Not just Apple we have multiple other examples of when a unified memory pool outperforms larger non unified memory pools just due to the overhead of having to copy memory manage multiple memory address spaces with all the translation and lookups you need to do etc.
We have cheap consumer SSDs today offering 5GB/s of read performance and more than enough I/O to satisfy caching.
This is absolutely a factor, though one I didn't focus on in this post. The sorts of large binary blobs that can take a lot of memory tend to be, well, large and contiguous, so perfect for moving between SSD and RAM at maximum speed.
While I haven't seen benchmarks yet, the claim was 2x relative to their current systems, IIRC, which were already crazy fast at > 2GB/s.
So it would probably do OK even just plain swapping, but really, really well moving these large blobs in and out, for example using mmap() and madvise().
PCIe Gen4 gives you sequential 5GB/s reads and even random reads at well above 4GB/s, this isn’t a page file on an ATA133 drive.
In theory this can also be extended over TB/USB4 and ofc it can be extended over the network (however that’s the slowest part) this going to be quite a big thing especially for use cases like video editing if they offer a true unified memory as a lot of the latency doesn’t necessarily comes from the interface latency but from memcopy and translating between multiple address spaces.
Does shelf life play a role in this? My understanding was that SSD has a short lifespan [0] and so a focus on memory might be better for long term planning, and reliability.
Also the big culprit in shortening the life of an SSD are writes, unified memory doesn’t mean that you have to write more often to the SSD in fact it means the opposite, unified memory isn’t a page file.
I'm curious if the same drawback mentioned for shared applies to unified
> A side effect of this is that when some RAM is allocated for graphics, it becomes effectively unavailable for anything else, so an example computer with 512 MiB RAM set up with 64 MiB graphics RAM will appear to the operating system and user to only have 448 MiB RAM installed.

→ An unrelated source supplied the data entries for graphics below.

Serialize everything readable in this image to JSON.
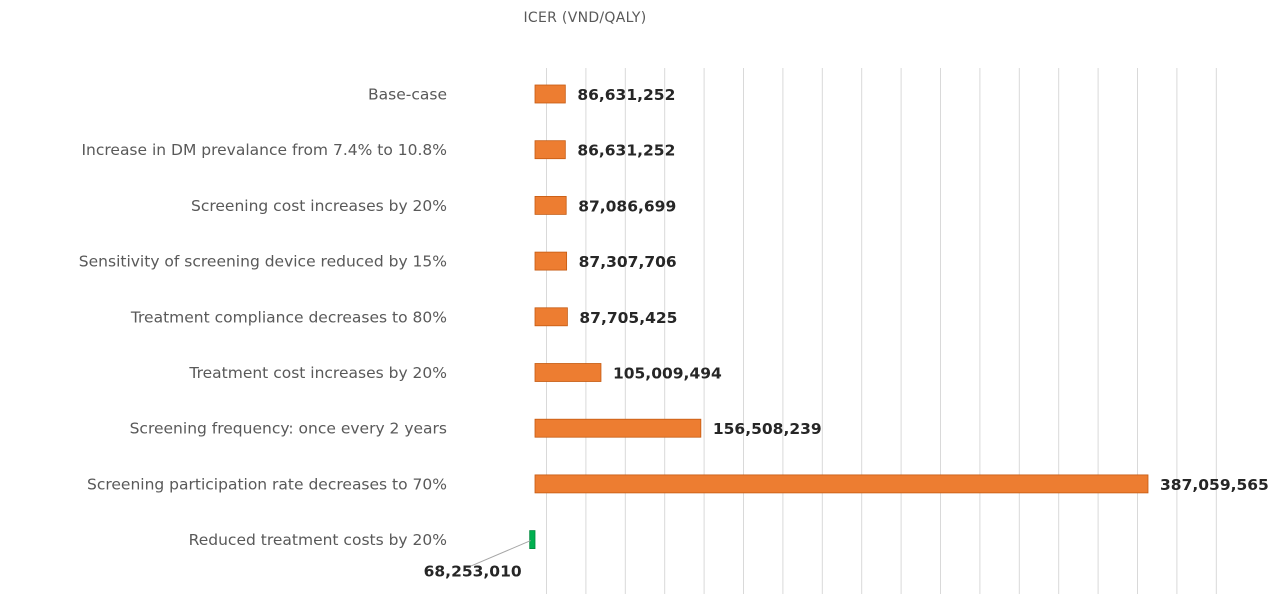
{
  "chart_data": {
    "type": "bar",
    "orientation": "horizontal",
    "title": "ICER (VND/QALY)",
    "grid": true,
    "categories": [
      "Base-case",
      "Increase in DM prevalance from 7.4% to 10.8%",
      "Screening cost increases by 20%",
      "Sensitivity of screening device reduced by 15%",
      "Treatment compliance decreases to 80%",
      "Treatment cost increases by 20%",
      "Screening frequency: once every 2 years",
      "Screening participation rate decreases to 70%",
      "Reduced treatment costs by 20%"
    ],
    "values": [
      86631252,
      86631252,
      87086699,
      87307706,
      87705425,
      105009494,
      156508239,
      387059565,
      68253010
    ],
    "value_labels": [
      "86,631,252",
      "86,631,252",
      "87,086,699",
      "87,307,706",
      "87,705,425",
      "105,009,494",
      "156,508,239",
      "387,059,565",
      "68,253,010"
    ],
    "baseline_value": 71000000,
    "colors": {
      "increase": "#ED7D31",
      "decrease": "#00B050",
      "increase_border": "#C55A11",
      "decrease_border": "#008A3E"
    }
  }
}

Mixing tracing GC with other forms of memory is an open research project. Doesn't mean it hasn't been "done", for example Google has talked about getting their GCs to interop in Chrome, but it's (a) really hard and (b) so far results are, at best, "mixed".

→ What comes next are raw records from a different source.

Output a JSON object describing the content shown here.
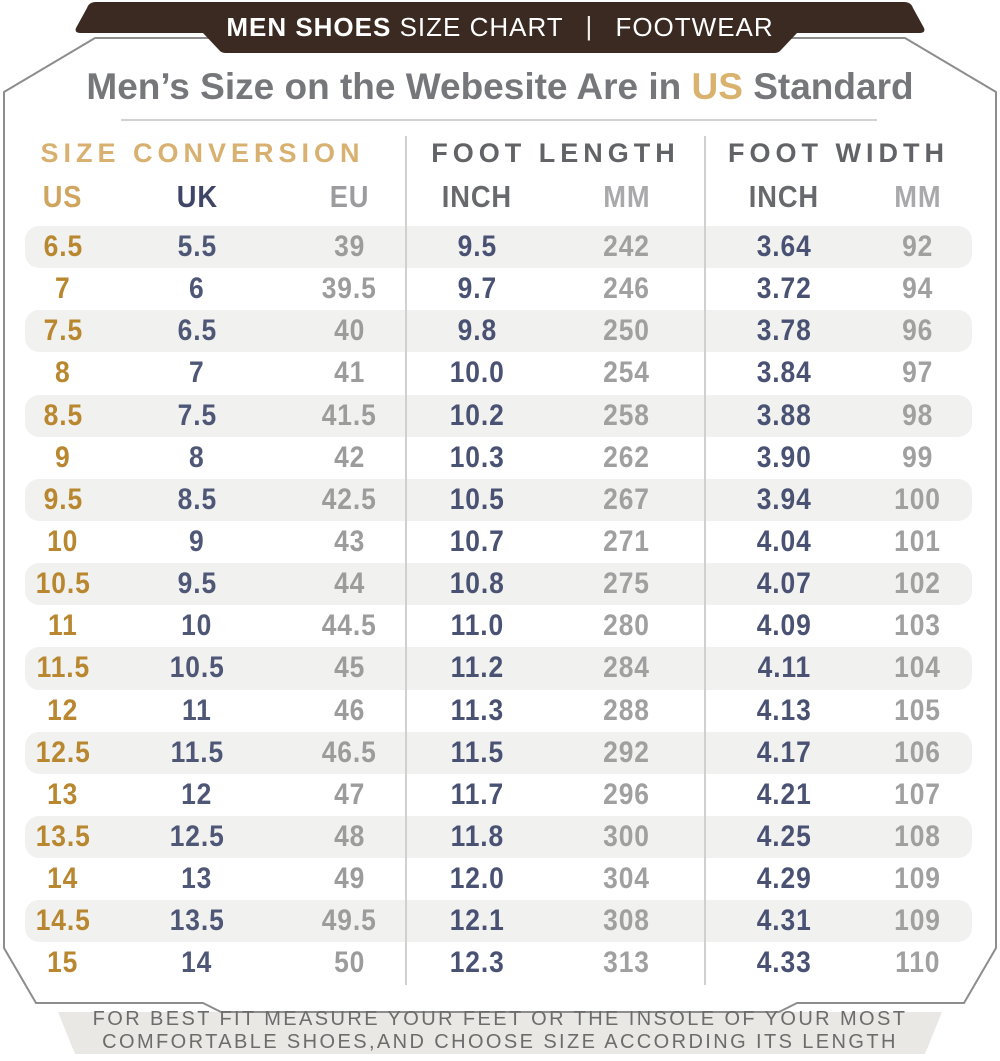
{
  "banner": {
    "title_bold": "MEN SHOES",
    "title_rest": "SIZE CHART",
    "separator": "|",
    "right": "FOOTWEAR"
  },
  "heading": {
    "prefix": "Men’s Size on the Webesite Are in ",
    "highlight": "US",
    "suffix": " Standard"
  },
  "chart_data": {
    "type": "table",
    "title": "Men’s Size on the Webesite Are in US Standard",
    "group_headers": [
      "SIZE CONVERSION",
      "FOOT LENGTH",
      "FOOT WIDTH"
    ],
    "columns": [
      "US",
      "UK",
      "EU",
      "INCH",
      "MM",
      "INCH",
      "MM"
    ],
    "rows": [
      [
        "6.5",
        "5.5",
        "39",
        "9.5",
        "242",
        "3.64",
        "92"
      ],
      [
        "7",
        "6",
        "39.5",
        "9.7",
        "246",
        "3.72",
        "94"
      ],
      [
        "7.5",
        "6.5",
        "40",
        "9.8",
        "250",
        "3.78",
        "96"
      ],
      [
        "8",
        "7",
        "41",
        "10.0",
        "254",
        "3.84",
        "97"
      ],
      [
        "8.5",
        "7.5",
        "41.5",
        "10.2",
        "258",
        "3.88",
        "98"
      ],
      [
        "9",
        "8",
        "42",
        "10.3",
        "262",
        "3.90",
        "99"
      ],
      [
        "9.5",
        "8.5",
        "42.5",
        "10.5",
        "267",
        "3.94",
        "100"
      ],
      [
        "10",
        "9",
        "43",
        "10.7",
        "271",
        "4.04",
        "101"
      ],
      [
        "10.5",
        "9.5",
        "44",
        "10.8",
        "275",
        "4.07",
        "102"
      ],
      [
        "11",
        "10",
        "44.5",
        "11.0",
        "280",
        "4.09",
        "103"
      ],
      [
        "11.5",
        "10.5",
        "45",
        "11.2",
        "284",
        "4.11",
        "104"
      ],
      [
        "12",
        "11",
        "46",
        "11.3",
        "288",
        "4.13",
        "105"
      ],
      [
        "12.5",
        "11.5",
        "46.5",
        "11.5",
        "292",
        "4.17",
        "106"
      ],
      [
        "13",
        "12",
        "47",
        "11.7",
        "296",
        "4.21",
        "107"
      ],
      [
        "13.5",
        "12.5",
        "48",
        "11.8",
        "300",
        "4.25",
        "108"
      ],
      [
        "14",
        "13",
        "49",
        "12.0",
        "304",
        "4.29",
        "109"
      ],
      [
        "14.5",
        "13.5",
        "49.5",
        "12.1",
        "308",
        "4.31",
        "109"
      ],
      [
        "15",
        "14",
        "50",
        "12.3",
        "313",
        "4.33",
        "110"
      ]
    ]
  },
  "footer": {
    "line1": "FOR BEST FIT MEASURE YOUR FEET OR THE INSOLE OF YOUR MOST",
    "line2": "COMFORTABLE SHOES,AND CHOOSE SIZE ACCORDING ITS LENGTH"
  },
  "colors": {
    "banner_brown": "#3a2a22",
    "gold_light": "#d8b170",
    "gold_deep": "#b9872f",
    "navy": "#4a5274",
    "gray_value": "#9c9c9c",
    "stripe": "#f1f1ef",
    "footer_band": "#e9e8e5",
    "card_border": "#8d8d8d"
  }
}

Let's see Swift when catches up with .NET 5 improvements.
Apple's talk about RC over GC is just marketing speak for the failure to have a tracing GC in Objective-C that wouldn't crash left and right when integrated with C like code.

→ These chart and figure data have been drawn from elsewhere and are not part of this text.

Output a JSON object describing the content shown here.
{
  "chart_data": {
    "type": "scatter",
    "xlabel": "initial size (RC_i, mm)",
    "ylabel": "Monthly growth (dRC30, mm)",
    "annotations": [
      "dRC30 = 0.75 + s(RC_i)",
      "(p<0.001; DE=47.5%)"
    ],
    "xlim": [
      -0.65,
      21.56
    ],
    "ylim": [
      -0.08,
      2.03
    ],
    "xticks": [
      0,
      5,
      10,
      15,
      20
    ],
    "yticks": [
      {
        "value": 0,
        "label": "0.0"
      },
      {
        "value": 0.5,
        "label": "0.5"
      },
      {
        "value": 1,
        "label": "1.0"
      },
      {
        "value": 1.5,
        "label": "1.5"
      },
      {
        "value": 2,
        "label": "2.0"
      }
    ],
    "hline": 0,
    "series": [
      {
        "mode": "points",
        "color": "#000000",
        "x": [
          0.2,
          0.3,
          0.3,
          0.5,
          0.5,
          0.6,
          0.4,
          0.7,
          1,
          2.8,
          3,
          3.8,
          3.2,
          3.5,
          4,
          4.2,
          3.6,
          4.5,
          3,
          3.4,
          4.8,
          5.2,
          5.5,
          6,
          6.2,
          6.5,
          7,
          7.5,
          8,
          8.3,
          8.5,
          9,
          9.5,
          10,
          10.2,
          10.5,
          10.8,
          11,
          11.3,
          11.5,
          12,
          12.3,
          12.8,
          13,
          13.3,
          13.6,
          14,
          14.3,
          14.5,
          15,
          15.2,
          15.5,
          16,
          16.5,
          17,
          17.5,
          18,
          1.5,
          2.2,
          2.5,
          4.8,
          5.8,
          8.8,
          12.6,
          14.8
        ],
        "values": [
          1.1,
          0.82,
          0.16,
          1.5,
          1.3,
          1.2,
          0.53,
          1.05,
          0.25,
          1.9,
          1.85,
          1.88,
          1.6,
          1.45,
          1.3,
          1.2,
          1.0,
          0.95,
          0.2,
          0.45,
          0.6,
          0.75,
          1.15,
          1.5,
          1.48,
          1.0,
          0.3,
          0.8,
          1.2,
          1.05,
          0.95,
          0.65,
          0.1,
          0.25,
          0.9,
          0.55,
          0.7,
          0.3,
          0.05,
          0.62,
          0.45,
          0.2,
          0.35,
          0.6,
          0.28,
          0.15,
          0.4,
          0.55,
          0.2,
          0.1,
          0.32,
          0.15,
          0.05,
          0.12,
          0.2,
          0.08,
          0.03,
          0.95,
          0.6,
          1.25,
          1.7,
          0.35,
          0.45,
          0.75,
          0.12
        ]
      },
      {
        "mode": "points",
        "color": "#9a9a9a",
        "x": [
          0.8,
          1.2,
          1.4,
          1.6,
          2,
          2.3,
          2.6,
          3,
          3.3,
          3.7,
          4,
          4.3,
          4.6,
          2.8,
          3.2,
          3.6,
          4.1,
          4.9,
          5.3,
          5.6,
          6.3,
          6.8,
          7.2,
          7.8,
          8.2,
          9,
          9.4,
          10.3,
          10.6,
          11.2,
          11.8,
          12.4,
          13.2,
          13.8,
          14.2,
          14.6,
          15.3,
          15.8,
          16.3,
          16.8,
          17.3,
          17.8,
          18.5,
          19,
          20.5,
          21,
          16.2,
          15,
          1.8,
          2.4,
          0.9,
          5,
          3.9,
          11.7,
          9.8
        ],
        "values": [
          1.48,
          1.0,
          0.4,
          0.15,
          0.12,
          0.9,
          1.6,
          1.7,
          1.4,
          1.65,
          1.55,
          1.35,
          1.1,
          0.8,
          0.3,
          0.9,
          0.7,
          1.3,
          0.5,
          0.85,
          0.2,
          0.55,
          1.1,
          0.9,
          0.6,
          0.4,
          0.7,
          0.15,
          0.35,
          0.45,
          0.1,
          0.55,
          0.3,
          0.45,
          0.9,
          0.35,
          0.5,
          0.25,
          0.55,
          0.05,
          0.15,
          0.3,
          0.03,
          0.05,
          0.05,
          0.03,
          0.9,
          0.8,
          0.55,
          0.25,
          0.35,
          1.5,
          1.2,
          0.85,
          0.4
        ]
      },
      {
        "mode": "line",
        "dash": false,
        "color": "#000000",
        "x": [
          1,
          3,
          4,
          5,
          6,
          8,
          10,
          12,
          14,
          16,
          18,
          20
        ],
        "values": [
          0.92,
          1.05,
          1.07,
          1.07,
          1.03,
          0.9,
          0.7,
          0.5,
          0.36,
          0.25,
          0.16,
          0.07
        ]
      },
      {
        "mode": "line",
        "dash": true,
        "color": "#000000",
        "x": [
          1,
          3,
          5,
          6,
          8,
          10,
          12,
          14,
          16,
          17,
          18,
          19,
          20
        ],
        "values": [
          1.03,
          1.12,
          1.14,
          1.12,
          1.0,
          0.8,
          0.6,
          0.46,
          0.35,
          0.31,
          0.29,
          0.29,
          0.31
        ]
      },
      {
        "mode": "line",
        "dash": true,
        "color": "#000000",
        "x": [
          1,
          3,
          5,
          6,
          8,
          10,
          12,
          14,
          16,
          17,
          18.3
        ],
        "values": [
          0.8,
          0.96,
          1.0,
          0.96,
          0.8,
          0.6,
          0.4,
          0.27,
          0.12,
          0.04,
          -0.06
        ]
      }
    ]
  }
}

It was a very sound decision given Cocoa semantics, and the difficulty to make anything written in C not to fall apart with segfaults, but lets not oversell it.
Likewise Swift RC makes sense from having to integrate with Objective-C runtime and existing ecosystem, but again that is all about it.
There is no RC implementation with comparable performance to tracing GC languages that isn't just yet another tracing GC from the amount of runtime support needed to make it actually fast.
And once again, tracing GCs do well in microbenchmarks where you only check the cost of local operations. They are horrible when you take the global effects into account, with those local/benchmarking advantages not translating into real world use.
No we don't agree, unless you can make a point on how D, Active Oberon, Go, Modula-3, Eiffel, .NET, Nim, among several others, integration of tracing GC alongside stack, global and off heap memory allocation happens to be a research project.
But all of these performance measurements won't matter if users don't actually own their devices; without being able to run applications without Apple's permission and knowledge, these devices should be ignored by many privacy-conscious computer scientists from the get-go.
Is it as fast as having more DRAM in all possible scenarios? No, but with good memory management the real world performance might very well be identical to a system with the same capabilities and even greater than traditional memory systems with larger non-unified pools.